To break that down a bit: how does predestination work? What are the mechanics of it? Does God select people who will be saved from all eternity (this would be the bottom up approach)? Most in the Reformed tradition would agree with this. The rest are either positively damned by God (this is not as common a position within the Reformed tradition) or passed over by God (this is a bit more common). In a nutshell, God chooses whom He will save.

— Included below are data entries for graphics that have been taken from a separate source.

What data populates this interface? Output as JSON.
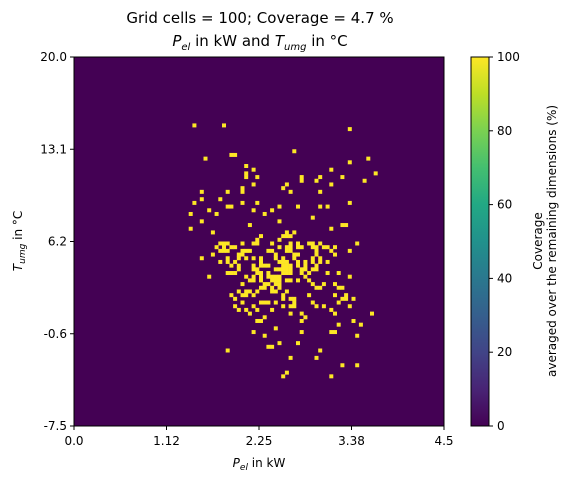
{
  "chart_data": {
    "type": "heatmap",
    "title_line1": "Grid cells = 100; Coverage = 4.7 %",
    "title_line2": {
      "p": "P",
      "p_sub": "el",
      "mid": " in kW and ",
      "t": "T",
      "t_sub": "umg",
      "end": " in °C"
    },
    "xlabel": {
      "base": "P",
      "sub": "el",
      "rest": " in kW"
    },
    "ylabel": {
      "base": "T",
      "sub": "umg",
      "rest": " in °C"
    },
    "xlim": [
      0.0,
      4.5
    ],
    "ylim": [
      -7.5,
      20.0
    ],
    "x_ticks": [
      "0.0",
      "1.12",
      "2.25",
      "3.38",
      "4.5"
    ],
    "y_ticks": [
      "-7.5",
      "-0.6",
      "6.2",
      "13.1",
      "20.0"
    ],
    "grid_cells": 100,
    "coverage_percent": 4.7,
    "background_value": 0,
    "cell_value": 100,
    "colorbar": {
      "label_line1": "Coverage",
      "label_line2": "averaged over the remaining dimensions (%)",
      "ticks": [
        "0",
        "20",
        "40",
        "60",
        "80",
        "100"
      ],
      "range": [
        0,
        100
      ],
      "colormap": "viridis"
    },
    "covered_cells": [
      [
        2,
        32
      ],
      [
        10,
        32
      ],
      [
        44,
        31
      ],
      [
        29,
        25
      ],
      [
        13,
        24
      ],
      [
        12,
        24
      ],
      [
        5,
        23
      ],
      [
        49,
        23
      ],
      [
        44,
        22
      ],
      [
        16,
        21
      ],
      [
        39,
        20
      ],
      [
        18,
        20
      ],
      [
        51,
        19
      ],
      [
        16,
        19
      ],
      [
        16,
        18
      ],
      [
        42,
        18
      ],
      [
        19,
        18
      ],
      [
        36,
        18
      ],
      [
        31,
        18
      ],
      [
        35,
        17
      ],
      [
        48,
        17
      ],
      [
        31,
        17
      ],
      [
        27,
        16
      ],
      [
        18,
        16
      ],
      [
        39,
        16
      ],
      [
        26,
        15
      ],
      [
        15,
        15
      ],
      [
        15,
        14
      ],
      [
        11,
        14
      ],
      [
        36,
        14
      ],
      [
        4,
        14
      ],
      [
        28,
        14
      ],
      [
        9,
        12
      ],
      [
        4,
        12
      ],
      [
        2,
        11
      ],
      [
        44,
        11
      ],
      [
        15,
        11
      ],
      [
        19,
        11
      ],
      [
        12,
        10
      ],
      [
        25,
        10
      ],
      [
        36,
        10
      ],
      [
        11,
        10
      ],
      [
        30,
        10
      ],
      [
        38,
        10
      ],
      [
        23,
        9
      ],
      [
        18,
        9
      ],
      [
        6,
        9
      ],
      [
        1,
        8
      ],
      [
        21,
        8
      ],
      [
        8,
        8
      ],
      [
        34,
        7
      ],
      [
        25,
        6
      ],
      [
        4,
        6
      ],
      [
        17,
        5
      ],
      [
        43,
        5
      ],
      [
        42,
        5
      ],
      [
        1,
        4
      ],
      [
        39,
        4
      ],
      [
        27,
        3
      ],
      [
        29,
        3
      ],
      [
        7,
        3
      ],
      [
        27,
        2
      ],
      [
        28,
        2
      ],
      [
        26,
        2
      ],
      [
        20,
        2
      ],
      [
        19,
        1
      ],
      [
        25,
        1
      ],
      [
        10,
        0
      ],
      [
        30,
        0
      ],
      [
        19,
        0
      ],
      [
        36,
        0
      ],
      [
        18,
        0
      ],
      [
        23,
        0
      ],
      [
        34,
        0
      ],
      [
        46,
        0
      ],
      [
        28,
        0
      ],
      [
        15,
        0
      ],
      [
        11,
        0
      ],
      [
        33,
        0
      ],
      [
        9,
        0
      ],
      [
        10,
        -1
      ],
      [
        30,
        -1
      ],
      [
        27,
        -1
      ],
      [
        38,
        -1
      ],
      [
        28,
        -1
      ],
      [
        34,
        -1
      ],
      [
        37,
        -1
      ],
      [
        12,
        -1
      ],
      [
        31,
        -1
      ],
      [
        8,
        -1
      ],
      [
        40,
        -1
      ],
      [
        35,
        -1
      ],
      [
        25,
        -1
      ],
      [
        13,
        -1
      ],
      [
        10,
        -2
      ],
      [
        39,
        -2
      ],
      [
        27,
        -2
      ],
      [
        28,
        -2
      ],
      [
        17,
        -2
      ],
      [
        11,
        -2
      ],
      [
        22,
        -2
      ],
      [
        15,
        -2
      ],
      [
        44,
        -2
      ],
      [
        23,
        -2
      ],
      [
        16,
        -2
      ],
      [
        9,
        -2
      ],
      [
        35,
        -2
      ],
      [
        7,
        -3
      ],
      [
        24,
        -3
      ],
      [
        40,
        -3
      ],
      [
        14,
        -3
      ],
      [
        15,
        -3
      ],
      [
        35,
        -3
      ],
      [
        30,
        -3
      ],
      [
        29,
        -3
      ],
      [
        24,
        -4
      ],
      [
        11,
        -4
      ],
      [
        20,
        -4
      ],
      [
        29,
        -4
      ],
      [
        34,
        -4
      ],
      [
        26,
        -4
      ],
      [
        36,
        -4
      ],
      [
        18,
        -4
      ],
      [
        14,
        -4
      ],
      [
        16,
        -4
      ],
      [
        4,
        -4
      ],
      [
        25,
        -5
      ],
      [
        38,
        -5
      ],
      [
        30,
        -5
      ],
      [
        11,
        -5
      ],
      [
        32,
        -5
      ],
      [
        26,
        -5
      ],
      [
        9,
        -5
      ],
      [
        20,
        -5
      ],
      [
        36,
        -5
      ],
      [
        27,
        -5
      ],
      [
        34,
        -5
      ],
      [
        13,
        -5
      ],
      [
        20,
        -6
      ],
      [
        14,
        -6
      ],
      [
        35,
        -6
      ],
      [
        28,
        -6
      ],
      [
        26,
        -6
      ],
      [
        21,
        -6
      ],
      [
        22,
        -6
      ],
      [
        32,
        -6
      ],
      [
        12,
        -6
      ],
      [
        27,
        -6
      ],
      [
        18,
        -6
      ],
      [
        30,
        -6
      ],
      [
        32,
        -7
      ],
      [
        24,
        -7
      ],
      [
        27,
        -7
      ],
      [
        31,
        -7
      ],
      [
        28,
        -7
      ],
      [
        25,
        -7
      ],
      [
        14,
        -7
      ],
      [
        19,
        -7
      ],
      [
        18,
        -7
      ],
      [
        35,
        -7
      ],
      [
        34,
        -7
      ],
      [
        26,
        -7
      ],
      [
        38,
        -8
      ],
      [
        20,
        -8
      ],
      [
        33,
        -8
      ],
      [
        28,
        -8
      ],
      [
        27,
        -8
      ],
      [
        11,
        -8
      ],
      [
        31,
        -8
      ],
      [
        26,
        -8
      ],
      [
        19,
        -8
      ],
      [
        13,
        -8
      ],
      [
        12,
        -8
      ],
      [
        41,
        -8
      ],
      [
        22,
        -8
      ],
      [
        20,
        -9
      ],
      [
        25,
        -9
      ],
      [
        23,
        -9
      ],
      [
        16,
        -9
      ],
      [
        32,
        -9
      ],
      [
        44,
        -9
      ],
      [
        22,
        -9
      ],
      [
        18,
        -9
      ],
      [
        6,
        -9
      ],
      [
        24,
        -9
      ],
      [
        27,
        -10
      ],
      [
        17,
        -10
      ],
      [
        24,
        -10
      ],
      [
        18,
        -10
      ],
      [
        25,
        -10
      ],
      [
        23,
        -10
      ],
      [
        33,
        -10
      ],
      [
        20,
        -10
      ],
      [
        28,
        -10
      ],
      [
        30,
        -10
      ],
      [
        34,
        -11
      ],
      [
        24,
        -11
      ],
      [
        37,
        -11
      ],
      [
        21,
        -11
      ],
      [
        22,
        -11
      ],
      [
        15,
        -11
      ],
      [
        25,
        -11
      ],
      [
        40,
        -11
      ],
      [
        23,
        -12
      ],
      [
        21,
        -12
      ],
      [
        20,
        -12
      ],
      [
        41,
        -12
      ],
      [
        36,
        -12
      ],
      [
        25,
        -12
      ],
      [
        35,
        -12
      ],
      [
        42,
        -12
      ],
      [
        19,
        -13
      ],
      [
        17,
        -13
      ],
      [
        27,
        -13
      ],
      [
        14,
        -13
      ],
      [
        23,
        -13
      ],
      [
        24,
        -13
      ],
      [
        16,
        -13
      ],
      [
        16,
        -14
      ],
      [
        43,
        -14
      ],
      [
        33,
        -14
      ],
      [
        26,
        -14
      ],
      [
        12,
        -14
      ],
      [
        15,
        -14
      ],
      [
        18,
        -14
      ],
      [
        40,
        -14
      ],
      [
        13,
        -15
      ],
      [
        28,
        -15
      ],
      [
        29,
        -15
      ],
      [
        43,
        -15
      ],
      [
        45,
        -15
      ],
      [
        42,
        -15
      ],
      [
        26,
        -15
      ],
      [
        41,
        -16
      ],
      [
        29,
        -16
      ],
      [
        21,
        -16
      ],
      [
        15,
        -16
      ],
      [
        24,
        -16
      ],
      [
        34,
        -16
      ],
      [
        20,
        -16
      ],
      [
        22,
        -16
      ],
      [
        37,
        -17
      ],
      [
        18,
        -17
      ],
      [
        26,
        -17
      ],
      [
        35,
        -17
      ],
      [
        28,
        -17
      ],
      [
        44,
        -17
      ],
      [
        13,
        -17
      ],
      [
        29,
        -17
      ],
      [
        14,
        -18
      ],
      [
        16,
        -18
      ],
      [
        39,
        -18
      ],
      [
        19,
        -18
      ],
      [
        23,
        -18
      ],
      [
        31,
        -19
      ],
      [
        17,
        -19
      ],
      [
        28,
        -19
      ],
      [
        40,
        -19
      ],
      [
        50,
        -19
      ],
      [
        21,
        -20
      ],
      [
        32,
        -20
      ],
      [
        20,
        -21
      ],
      [
        31,
        -21
      ],
      [
        19,
        -21
      ],
      [
        45,
        -21
      ],
      [
        41,
        -22
      ],
      [
        47,
        -22
      ],
      [
        24,
        -23
      ],
      [
        39,
        -24
      ],
      [
        18,
        -24
      ],
      [
        40,
        -24
      ],
      [
        31,
        -24
      ],
      [
        21,
        -25
      ],
      [
        46,
        -25
      ],
      [
        30,
        -27
      ],
      [
        25,
        -27
      ],
      [
        22,
        -28
      ],
      [
        23,
        -28
      ],
      [
        11,
        -29
      ],
      [
        36,
        -29
      ],
      [
        28,
        -31
      ],
      [
        35,
        -31
      ],
      [
        42,
        -33
      ],
      [
        46,
        -33
      ],
      [
        27,
        -35
      ],
      [
        39,
        -36
      ],
      [
        26,
        -36
      ]
    ]
  }
}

The other approach is the top-down approach, and it’s a position most commonly associated with Karl Barth, though this idea can be found in somewhat different forms (but the overall spirit is the same) in some of the Fathers – Athanasius comes to mind. Basically on this approach, Jesus is the elect (and the reprobate, but that’s something I’m not quite familiar enough to explain that well) humanity. In Jesus, humanity has been elected. On this view, all humanity is elected in God’s election of Christ. This is a very, very, very rough breakdown – Barth really developed the snot out of this idea and it takes up about a billion pages in the Church Dogmatics.

The bottom up approach is, like I said, often associated with Reformed theology and specifically Calvinism – though I would argue that Calvin did not embrace such a version of predestination – I’d argue that Calvin held to a universal atonement, though not necessarily of the kind Barth held to. The classical Reformed position of limited atonement developed later than Calvin and is not the way he would have gone with the doctrine (all of this is in my humble opinion, of course). There’s some metaphysics behind limited atonement that I don’t think jive with Christianity – but that’s a discussion for another time.

The point of this is that I hold to the top-down approach – that in Christ God has elected humanity to be joined to Himself. All humanity has been elected in Christ by virtue of Christs election by God.

The Wounds of God

Can we wrong God?

Nicholas Wolterstorff argues in his books ‘Justice: Rights and Wrongs’ and ‘Justice in Love’ that we can in fact wrong and even wound God by failing to treat people justly. Wolterstorff ties these notions together by pointing out that God loves each person with love as attachment – to wrong that which you are attached to is to wrong you. To treat people unjustly is to treat unjustly that to which God is attached. Wolterstorff draws upon the thought of John Calvin to fortify his thesis – in his commentary on Genesis, Calvin argues that because of the image of God engraved on each person, ‘God deems Himself violated in their person’. Roughly, to harm a person is to harm God. ‘…no one can be injurious to his brother without wounding God Himself.’ Wolterstorff develops this though in more detail but that’s the basic idea.

This relates to the doctrine of impassibility that I’ve been thinking on lately – Wolterstorff does not hold to the doctrine. Calvin, however, makes a small but crucial point: ‘God deems Himself violated in their person.’ So in a sense, it seems that Calvin and Wolterstorff are at odds. Calvin says that God ‘deems Himself’ violated or injured, while Wolterstorff argues that:

‘On account of God’s attachment to human beings, one wrongs God by injuring a human being.’ (‘Justice in Love’, p. 154)

Wolterstorff does not make Calvin’s distinction that it is God who ‘deems Himself’ injured – at least so far as I can tell. Wolterstorff would hold that God is indeed wounded by our treating fellow humans unjustly, while Calvin holds that God ‘deems Himself’ injured. There is a substantial difference here.